How the Shipping Industry Adapts to IMO 2020

The International Maritime Organization (IMO) is the UN agency responsible for ensuring the shipping industry is clean, secure, safe, and efficient. As part of its remit, IMO introduced new regulations to combat the impact of sulfur emissions released by global shipping. From 1 January 2020, a new worldwide 0.5% sulfur emission cap came into force, down from the previous 3.5 % cap.

Why focus on sulfur emissions from shipping?

The shipping industry was the leading producer of sulfur emissions worldwide. Burning bunker fuel accounts for almost 90% of global sulfur emissions, and the 15 largest ships in the world produce more sulfur each year than all cars put together.

How is the shipping industry responding to IMO 2020?

While the regulation impacts the whole industry, the priorities and challenges of specific sectors mean that they’re adapting in unique ways. Here is how IMO 2020 is affecting different parts of the industry.

Container market balancing impact by passing costs onto customers and retrofitting vessels with scrubbers

In the container market, operators are diversifying routes to compliance. CMA CGM, for example, is using a combination of options to meet the regulation, including using LNG in 20 of its ships by 2022, ordering several scrubbers for its vessels, and using LSFO for the rest of its fleet.

Many operators, including CMA CGM, ONE, OOCL, APL, and Hapag-Lloyd have introduced additional surcharges and levies to customers to manage the impact of additional charges.

The containers ship market had initially been skeptical about adding scrubbers. But with average prices falling from between $5million – $8million to $3million – $5million, the economic balance has tilted towards favoring scrubbers.

However, the container sector’s heavy reliance on the Chinese market means it has fallen victim to the shutdowns triggered by COVID-19. International economic activity and demand are down across the world, impacting containers through supply chain disruption.

Dry cargo market feels the financial impact of IMO 2020

Increased freight costs combined with decreased demand – related to both the seasonal slump caused by Chinese New Year and swiftly followed by the impact of COVID-19 – mean margins for owners are low. The dry cargo market is in a fragile state.

The relatively small value of cargo magnifies this challenge compared to other shipping sectors. While an oil tanker may carry £130 million in crude oil, the equivalent iron ore cargo could be worth only $15 million.

In many ways, what has unfolded at the start of 2020 in the dry bulk market shows the rest of the industry what happens if IMO 2020 implementation collides with weak demand.

Based on these tight margins, it’s likely that dry cargo vessels installed with scrubbers will benefit financially, as they’re able to use the cheaper HSFO. Estimates suggest between 15% – 20% of ships in the market are installed with scrubbers.

Tanker market benefits from new fuel demand around the world

Preparations for IMO 2020 gave the oil tanker market a significant boost.
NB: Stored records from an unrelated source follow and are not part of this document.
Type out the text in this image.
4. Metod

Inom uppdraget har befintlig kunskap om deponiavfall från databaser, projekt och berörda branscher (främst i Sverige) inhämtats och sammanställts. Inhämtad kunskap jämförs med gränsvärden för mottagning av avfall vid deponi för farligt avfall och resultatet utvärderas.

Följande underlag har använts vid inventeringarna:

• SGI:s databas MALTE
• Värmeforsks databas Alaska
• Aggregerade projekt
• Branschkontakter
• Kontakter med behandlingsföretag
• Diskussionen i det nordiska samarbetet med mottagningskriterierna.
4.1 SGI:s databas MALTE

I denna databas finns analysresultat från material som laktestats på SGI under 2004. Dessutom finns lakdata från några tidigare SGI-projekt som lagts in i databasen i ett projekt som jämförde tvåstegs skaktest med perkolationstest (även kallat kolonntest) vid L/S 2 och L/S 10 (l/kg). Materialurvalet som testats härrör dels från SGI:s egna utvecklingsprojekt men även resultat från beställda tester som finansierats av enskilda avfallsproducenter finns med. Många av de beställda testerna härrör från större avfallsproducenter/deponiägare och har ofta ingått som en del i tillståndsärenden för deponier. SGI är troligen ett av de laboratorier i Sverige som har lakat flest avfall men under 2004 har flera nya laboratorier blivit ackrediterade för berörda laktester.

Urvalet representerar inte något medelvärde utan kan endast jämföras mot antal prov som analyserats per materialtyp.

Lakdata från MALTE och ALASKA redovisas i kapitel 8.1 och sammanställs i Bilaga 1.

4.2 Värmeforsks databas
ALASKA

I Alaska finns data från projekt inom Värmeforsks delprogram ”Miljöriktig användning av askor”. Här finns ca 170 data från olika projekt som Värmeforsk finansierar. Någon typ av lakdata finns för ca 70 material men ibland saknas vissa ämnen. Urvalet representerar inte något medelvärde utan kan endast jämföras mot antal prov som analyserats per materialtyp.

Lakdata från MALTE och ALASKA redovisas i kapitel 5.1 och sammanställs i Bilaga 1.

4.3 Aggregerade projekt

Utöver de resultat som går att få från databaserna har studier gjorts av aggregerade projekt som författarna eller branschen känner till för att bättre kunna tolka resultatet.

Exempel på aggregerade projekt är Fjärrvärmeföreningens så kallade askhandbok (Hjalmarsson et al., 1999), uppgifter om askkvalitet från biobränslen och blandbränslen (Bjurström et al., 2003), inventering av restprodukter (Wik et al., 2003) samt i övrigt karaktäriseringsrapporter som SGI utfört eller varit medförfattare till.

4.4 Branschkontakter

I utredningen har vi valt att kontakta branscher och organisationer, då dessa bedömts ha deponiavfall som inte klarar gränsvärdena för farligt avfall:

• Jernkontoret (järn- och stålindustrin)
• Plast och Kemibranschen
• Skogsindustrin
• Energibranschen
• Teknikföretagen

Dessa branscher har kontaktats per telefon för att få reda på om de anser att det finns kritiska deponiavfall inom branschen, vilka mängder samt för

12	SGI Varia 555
The growth in demand for LSFO and VLSFO during Q4 2019 from ports getting supplies in place for 1 January, has benefitted the market.

TORM, for example, reported the strongest start to a year in more than a decade, which has been achieved despite uncertainty caused by COVID-19.

In January, reports revealed that supertankers hauling 2 million barrels earned about $20,000 more a day if fitted with scrubbers. Though, as the price difference between HSFO and LSFO decreases, this margin will reduce.

As well, the economic downturn caused by COVID-19 is creating a glut of oil reserves, as supply exceeds demand. Supertankers have been drafted in by oil traders to store these additional supplies, as existing facilities are already full. While benefiting the tanker market in the short term, if demand remains low, it could impact the tanker market later this year.

Managing fuel consumption is essential across all sectors

Underlying the impact across all sectors is one factor: shipping companies must control fuel costs to maximize margin and limit the overall effects of IMO 2020 on profitability, while also remaining compliant. It’s a tough challenge, especially with the unprecedented uncertainties caused by COVID-19.

Many shipping companies are using accurate weather routing to support their overall approach to IMO 2020 compliance. Weather routing helps to optimize fuel consumption and improve operational efficiency, essential to face the challenges IMO 2020 presents.